My head lolled to the side, eyes shutting. I couldn’t look at him or I’d start blubbering. Or screaming incoherently. Maybe forever. And Thierry was the last person on earth who’d have the patience for that, once he saw how I was really feeling.
 
 I forced myself awake by sheer will.
 
 The dreamscape shattered, and I bolted upright in my borrowed bed.
 
 I let out a gasping shudder, the air too cold, too thin.
 
 My stomach twisted hard.
 
 I launched out of bed, barely making it to the bathroom before I vomited. I retched until nothing came up but bile.
 
 I hadn’t seen it before.
 
 I hadn’t known.
 
 The dreamscape—which is perhaps an extension of the Otherworld, though no one’s proved it—isn’t quite sentient. But it’s not insentient either. It’s a crawlspace realm between worlds, made of the unconscious thoughts and memories of every being, living and dead, across time. If it had a sort of intelligence, it was the sum of all its parts.
 
 And because those parts came from everyone who had ever lived, I didn’t doubt what I’d seen. I’d almost certainly just witnessed the memories of both Ian and the monster that killed him.
 
 But why show me now?
 
 It was years later. There was nothing I could do to change it. Ian was gone.
 
 So why torture me with the truth? Why show me how alone he’d been? Was it a punishment of sorts? After meeting Thierry, I had almost forgotten there was a ragged Ian-shaped hole in me.
 
 He had been so brave, even right up to the end.
 
 But bravery had gotten him killed.
 
 And I hadn’t been there.
 
 I vomited again.
 
 I might have stayed there until daybreak, but the front door crashed open.
 
 A heartbeat later, Thierry was at my side.
 
 “Jeremy, you asshole,” he hissed. “You scared the shit out of me.”
 
 I looked up, and whatever he saw wiped the anger clean from his face.
 
 “Oh. Right,” he breathed, blinking as he processed the scene.
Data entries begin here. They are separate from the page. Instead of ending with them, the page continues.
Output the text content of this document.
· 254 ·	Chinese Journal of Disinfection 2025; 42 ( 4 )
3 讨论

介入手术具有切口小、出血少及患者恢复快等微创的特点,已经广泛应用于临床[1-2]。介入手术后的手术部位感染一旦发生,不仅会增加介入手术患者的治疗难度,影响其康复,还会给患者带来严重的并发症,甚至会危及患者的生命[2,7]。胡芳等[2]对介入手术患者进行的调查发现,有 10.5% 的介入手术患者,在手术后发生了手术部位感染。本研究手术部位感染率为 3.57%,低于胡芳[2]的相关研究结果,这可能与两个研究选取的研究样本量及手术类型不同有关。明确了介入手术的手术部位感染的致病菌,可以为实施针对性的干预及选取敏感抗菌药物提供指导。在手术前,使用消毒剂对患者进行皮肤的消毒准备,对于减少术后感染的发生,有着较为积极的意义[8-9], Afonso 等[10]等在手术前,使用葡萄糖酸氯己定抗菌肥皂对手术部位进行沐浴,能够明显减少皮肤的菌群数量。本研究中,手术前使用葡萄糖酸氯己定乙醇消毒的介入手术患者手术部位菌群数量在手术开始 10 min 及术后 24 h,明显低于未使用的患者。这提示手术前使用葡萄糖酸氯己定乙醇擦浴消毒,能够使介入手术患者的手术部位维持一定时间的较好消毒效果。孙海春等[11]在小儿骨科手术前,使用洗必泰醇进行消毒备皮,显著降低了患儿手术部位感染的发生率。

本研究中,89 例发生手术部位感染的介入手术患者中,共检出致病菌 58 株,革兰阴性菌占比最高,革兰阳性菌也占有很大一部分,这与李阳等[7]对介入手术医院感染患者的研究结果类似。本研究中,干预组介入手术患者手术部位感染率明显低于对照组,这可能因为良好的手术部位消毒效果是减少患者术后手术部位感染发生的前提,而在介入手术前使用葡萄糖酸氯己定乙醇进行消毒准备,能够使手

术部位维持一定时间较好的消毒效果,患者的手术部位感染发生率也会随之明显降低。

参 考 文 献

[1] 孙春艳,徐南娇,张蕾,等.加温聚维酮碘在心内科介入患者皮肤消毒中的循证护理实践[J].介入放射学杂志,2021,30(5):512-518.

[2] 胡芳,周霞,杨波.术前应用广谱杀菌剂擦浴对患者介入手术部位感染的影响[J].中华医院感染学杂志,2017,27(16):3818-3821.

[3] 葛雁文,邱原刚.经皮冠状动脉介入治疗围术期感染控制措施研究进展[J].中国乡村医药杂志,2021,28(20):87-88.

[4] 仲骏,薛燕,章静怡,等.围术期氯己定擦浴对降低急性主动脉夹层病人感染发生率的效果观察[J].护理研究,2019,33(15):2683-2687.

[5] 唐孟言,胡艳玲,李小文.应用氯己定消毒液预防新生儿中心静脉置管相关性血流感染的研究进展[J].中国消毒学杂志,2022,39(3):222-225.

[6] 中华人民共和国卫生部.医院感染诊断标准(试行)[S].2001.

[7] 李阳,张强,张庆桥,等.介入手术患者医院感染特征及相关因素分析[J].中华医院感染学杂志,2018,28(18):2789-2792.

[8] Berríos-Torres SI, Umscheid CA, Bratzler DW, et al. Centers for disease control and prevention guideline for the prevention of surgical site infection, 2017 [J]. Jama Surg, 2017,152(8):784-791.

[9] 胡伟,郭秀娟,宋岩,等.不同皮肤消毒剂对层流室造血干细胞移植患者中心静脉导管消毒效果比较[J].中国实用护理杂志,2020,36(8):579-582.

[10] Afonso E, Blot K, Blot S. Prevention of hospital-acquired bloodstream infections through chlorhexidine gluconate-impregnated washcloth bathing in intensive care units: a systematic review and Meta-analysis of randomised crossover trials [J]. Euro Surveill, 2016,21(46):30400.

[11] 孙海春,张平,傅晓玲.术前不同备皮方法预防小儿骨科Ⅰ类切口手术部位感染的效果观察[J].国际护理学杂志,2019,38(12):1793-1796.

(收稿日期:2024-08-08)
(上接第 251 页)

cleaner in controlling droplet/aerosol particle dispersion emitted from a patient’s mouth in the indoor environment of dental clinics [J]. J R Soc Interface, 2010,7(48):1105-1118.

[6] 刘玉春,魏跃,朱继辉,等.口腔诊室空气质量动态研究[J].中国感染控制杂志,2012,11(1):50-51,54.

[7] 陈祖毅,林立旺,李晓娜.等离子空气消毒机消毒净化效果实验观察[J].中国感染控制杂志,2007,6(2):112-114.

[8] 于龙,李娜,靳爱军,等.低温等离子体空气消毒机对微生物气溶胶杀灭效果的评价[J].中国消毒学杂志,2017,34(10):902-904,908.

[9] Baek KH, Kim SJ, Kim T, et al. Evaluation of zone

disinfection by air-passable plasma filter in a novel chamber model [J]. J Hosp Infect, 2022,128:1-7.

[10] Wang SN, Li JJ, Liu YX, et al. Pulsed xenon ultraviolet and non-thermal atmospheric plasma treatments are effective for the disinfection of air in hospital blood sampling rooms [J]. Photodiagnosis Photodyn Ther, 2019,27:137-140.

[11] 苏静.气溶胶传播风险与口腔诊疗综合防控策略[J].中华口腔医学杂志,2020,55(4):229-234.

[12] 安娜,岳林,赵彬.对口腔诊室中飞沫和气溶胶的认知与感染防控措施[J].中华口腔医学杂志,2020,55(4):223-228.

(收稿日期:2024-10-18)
His brows drew together. “You knew him, I’m assuming.”
 
 I nodded, unable to trust my voice.
 
 Humiliation burned through me when hot tears slid down my cheeks. I turned away sharply.
 
 A man like Thierry would expect his mate to protect him. To be strong.
 
 But I wasn’t strong, was I? I was broken. I had been for a long time. I had just forgotten it for a while.
 
 Thierry rose without a word.
 
 “Right,” he muttered, leaving the bathroom.
 
 Of course he left. Why would he stay?
 
 My eyes shut. I didn’t move. If I did, I’d split down the middle. I had loved Ian. I had loved him so much.